Os partidos políticos reagiram ontem com muita cautela às primeiras informações sobre o caso. À excepção de Louçã. O líder do Bloco de Esquerda afirma que o assunto contraria a política de verdade de Ferreira Leite.

A alegada compra de votos que assolou a distrital do PSD de Lisboa é mais um caso nesta campanha eleitoral para as legislativas.

Enquanto o PS, o CDS-PP e a CDU se mostram expectantes e aguardam novos desenvolvimentos, o líder do Bloco de Esquerda, Francisco Louçã considerou o caso "chocante" e afirmou ao DN que, "numa política de verdade, não é admissível que haja um mercado de compra e venda de opiniões políticas ou que as opiniões políticas estejam à venda".

Na direcção do PS recusam-se - pelo menos por agora - comentários à história divulgada ontem no site da revista Sábado na Net e publicado hoje na edição em papel. Dirigentes do partido ouvidos pelo DN afirmam que é mais prudente esperar por eventuais desenvolvimentos. Outros desvalorizam o caso, dizendo que é "completamente interno". Dito de outra forma: aparentemente não tem relevância criminal.

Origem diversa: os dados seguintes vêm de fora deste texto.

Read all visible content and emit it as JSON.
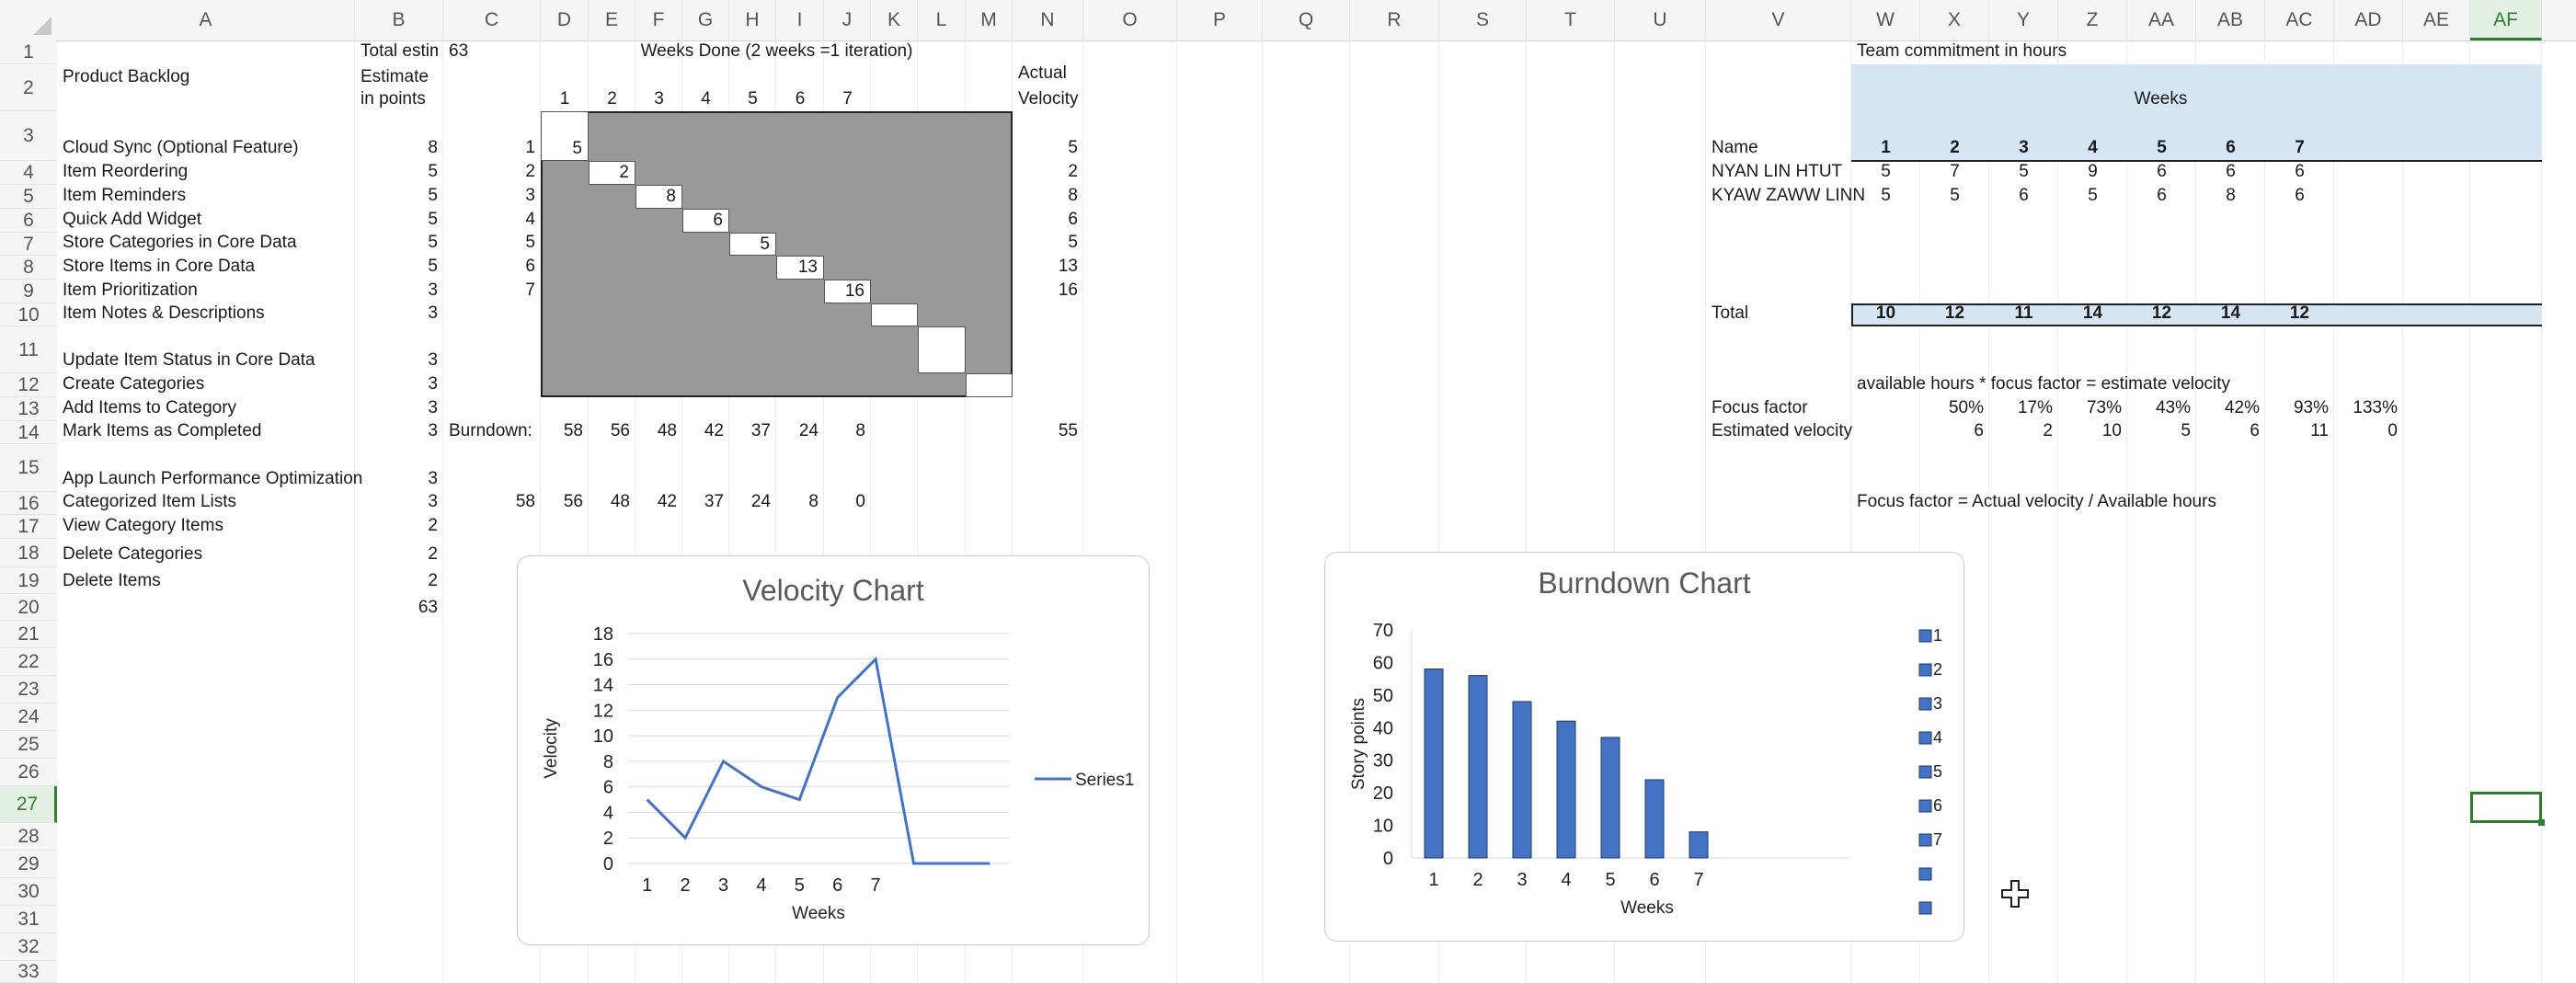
{
  "columns": [
    "A",
    "B",
    "C",
    "D",
    "E",
    "F",
    "G",
    "H",
    "I",
    "J",
    "K",
    "L",
    "M",
    "N",
    "O",
    "P",
    "Q",
    "R",
    "S",
    "T",
    "U",
    "V",
    "W",
    "X",
    "Y",
    "Z",
    "AA",
    "AB",
    "AC",
    "AD",
    "AE",
    "AF"
  ],
  "rows": [
    "1",
    "2",
    "3",
    "4",
    "5",
    "6",
    "7",
    "8",
    "9",
    "10",
    "11",
    "12",
    "13",
    "14",
    "15",
    "16",
    "17",
    "18",
    "19",
    "20",
    "21",
    "22",
    "23",
    "24",
    "25",
    "26",
    "27",
    "28",
    "29",
    "30",
    "31",
    "32",
    "33"
  ],
  "selected": {
    "column": "AF",
    "row": "27"
  },
  "header_text": {
    "total_estimate_label": "Total estim",
    "total_estimate_value": "63",
    "weeks_done": "Weeks Done (2 weeks =1 iteration)",
    "product_backlog": "Product Backlog",
    "estimate_line1": "Estimate",
    "estimate_line2": "in points",
    "actual_line1": "Actual",
    "actual_line2": "Velocity",
    "week_numbers": [
      "1",
      "2",
      "3",
      "4",
      "5",
      "6",
      "7"
    ]
  },
  "backlog": [
    {
      "name": "Cloud Sync (Optional Feature)",
      "points": "8",
      "iter": "1"
    },
    {
      "name": "Item Reordering",
      "points": "5",
      "iter": "2"
    },
    {
      "name": "Item Reminders",
      "points": "5",
      "iter": "3"
    },
    {
      "name": "Quick Add Widget",
      "points": "5",
      "iter": "4"
    },
    {
      "name": "Store Categories in Core Data",
      "points": "5",
      "iter": "5"
    },
    {
      "name": "Store Items in Core Data",
      "points": "5",
      "iter": "6"
    },
    {
      "name": "Item Prioritization",
      "points": "3",
      "iter": "7"
    },
    {
      "name": "Item Notes & Descriptions",
      "points": "3",
      "iter": ""
    },
    {
      "name": "Update Item Status in Core Data",
      "points": "3",
      "iter": ""
    },
    {
      "name": "Create Categories",
      "points": "3",
      "iter": ""
    },
    {
      "name": "Add Items to Category",
      "points": "3",
      "iter": ""
    },
    {
      "name": "Mark Items as Completed",
      "points": "3",
      "iter": "Burndown:"
    },
    {
      "name": "App Launch Performance Optimization",
      "points": "3",
      "iter": ""
    },
    {
      "name": "Categorized Item Lists",
      "points": "3",
      "iter": "58"
    },
    {
      "name": "View Category Items",
      "points": "2",
      "iter": ""
    },
    {
      "name": "Delete Categories",
      "points": "2",
      "iter": ""
    },
    {
      "name": "Delete Items",
      "points": "2",
      "iter": ""
    }
  ],
  "backlog_total": "63",
  "matrix_values": [
    "5",
    "2",
    "8",
    "6",
    "5",
    "13",
    "16"
  ],
  "actual_velocity": [
    "5",
    "2",
    "8",
    "6",
    "5",
    "13",
    "16"
  ],
  "burndown_row14": [
    "58",
    "56",
    "48",
    "42",
    "37",
    "24",
    "8"
  ],
  "burndown_row14_total": "55",
  "burndown_row16": [
    "56",
    "48",
    "42",
    "37",
    "24",
    "8",
    "0"
  ],
  "team": {
    "title": "Team commitment in hours",
    "weeks_label": "Weeks",
    "name_label": "Name",
    "week_numbers": [
      "1",
      "2",
      "3",
      "4",
      "5",
      "6",
      "7"
    ],
    "members": [
      {
        "name": "NYAN LIN HTUT",
        "hours": [
          "5",
          "7",
          "5",
          "9",
          "6",
          "6",
          "6"
        ]
      },
      {
        "name": "KYAW ZAWW LINN",
        "hours": [
          "5",
          "5",
          "6",
          "5",
          "6",
          "8",
          "6"
        ]
      }
    ],
    "total_label": "Total",
    "totals": [
      "10",
      "12",
      "11",
      "14",
      "12",
      "14",
      "12"
    ],
    "formula_note": "available hours  * focus factor = estimate velocity",
    "focus_label": "Focus factor",
    "focus_values": [
      "50%",
      "17%",
      "73%",
      "43%",
      "42%",
      "93%",
      "133%"
    ],
    "est_label": "Estimated velocity",
    "est_values": [
      "6",
      "2",
      "10",
      "5",
      "6",
      "11",
      "0"
    ],
    "focus_definition": "Focus factor = Actual velocity / Available hours"
  },
  "colors": {
    "accent": "#4472c4",
    "gray": "#999999",
    "blue_fill": "#d6e5f4",
    "selection": "#2e7d32"
  },
  "chart_data": [
    {
      "type": "line",
      "title": "Velocity Chart",
      "xlabel": "Weeks",
      "ylabel": "Velocity",
      "categories": [
        "1",
        "2",
        "3",
        "4",
        "5",
        "6",
        "7",
        "",
        "",
        ""
      ],
      "series": [
        {
          "name": "Series1",
          "values": [
            5,
            2,
            8,
            6,
            5,
            13,
            16,
            0,
            0,
            0
          ]
        }
      ],
      "ylim": [
        0,
        18
      ],
      "yticks": [
        "0",
        "2",
        "4",
        "6",
        "8",
        "10",
        "12",
        "14",
        "16",
        "18"
      ],
      "legend": "right",
      "grid": true
    },
    {
      "type": "bar",
      "title": "Burndown Chart",
      "xlabel": "Weeks",
      "ylabel": "Story points",
      "categories": [
        "1",
        "2",
        "3",
        "4",
        "5",
        "6",
        "7"
      ],
      "values": [
        58,
        56,
        48,
        42,
        37,
        24,
        8
      ],
      "ylim": [
        0,
        70
      ],
      "yticks": [
        "0",
        "10",
        "20",
        "30",
        "40",
        "50",
        "60",
        "70"
      ],
      "legend_entries": [
        "1",
        "2",
        "3",
        "4",
        "5",
        "6",
        "7",
        "",
        ""
      ],
      "legend": "right",
      "grid": false
    }
  ]
}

Já o PCP, através do seu assessor, António Rodrigues, escusa-se a fazer comentários ao caso. Na mesma linha, aliás, a direcção do CDS está expectante quanto ao desenvolvimento do processo e, por agora, também não tece quaisquer comentários.

Durante a tarde de ontem reinou alguma tensão entre o staff social-democrata que acompanha Ferreira Leite. Já se sabia que a Sábado, na sua edição de hoje, ia dedicar um artigo a António Preto, o candidato da lista por Lisboa que é muito contestado internamente por estar a braços com um processo judicial.

Ao final do dia de ontem, soube--se que a revista ia divulgar depoimentos de antigos e actuais militantes que acusam António Preto e Helena Lopes da Costa (também candidata na lista por Lisboa) de terem sido coniventes com a alegada compra de votos durante as disputas na distrital de Lisboa. Fonte do PSD recusou-se a comentar o assunto e relembrou que estas acusações são "já antigas".

Coincidência ou não, o líder da JSD atacou ontem forte e feio o primeiro-ministro, trazendo pela primeira vez para a campanha a polémica da licenciatura em engenharia civil de José Sócrates, na Universidade Independente.

No megajantar em Pombal, Pedro Rodrigues (candidato por braga) considerou que o líder do Governo falhou na Educação. "Aquilo que eu vejo é que o rigor, o mérito e a excelência da educação em Portugal é assim mais ou menos parecido com aquele com que o engº Sócrates governa e com que tirou a sua licenciatura", disse o jovem líder laranja.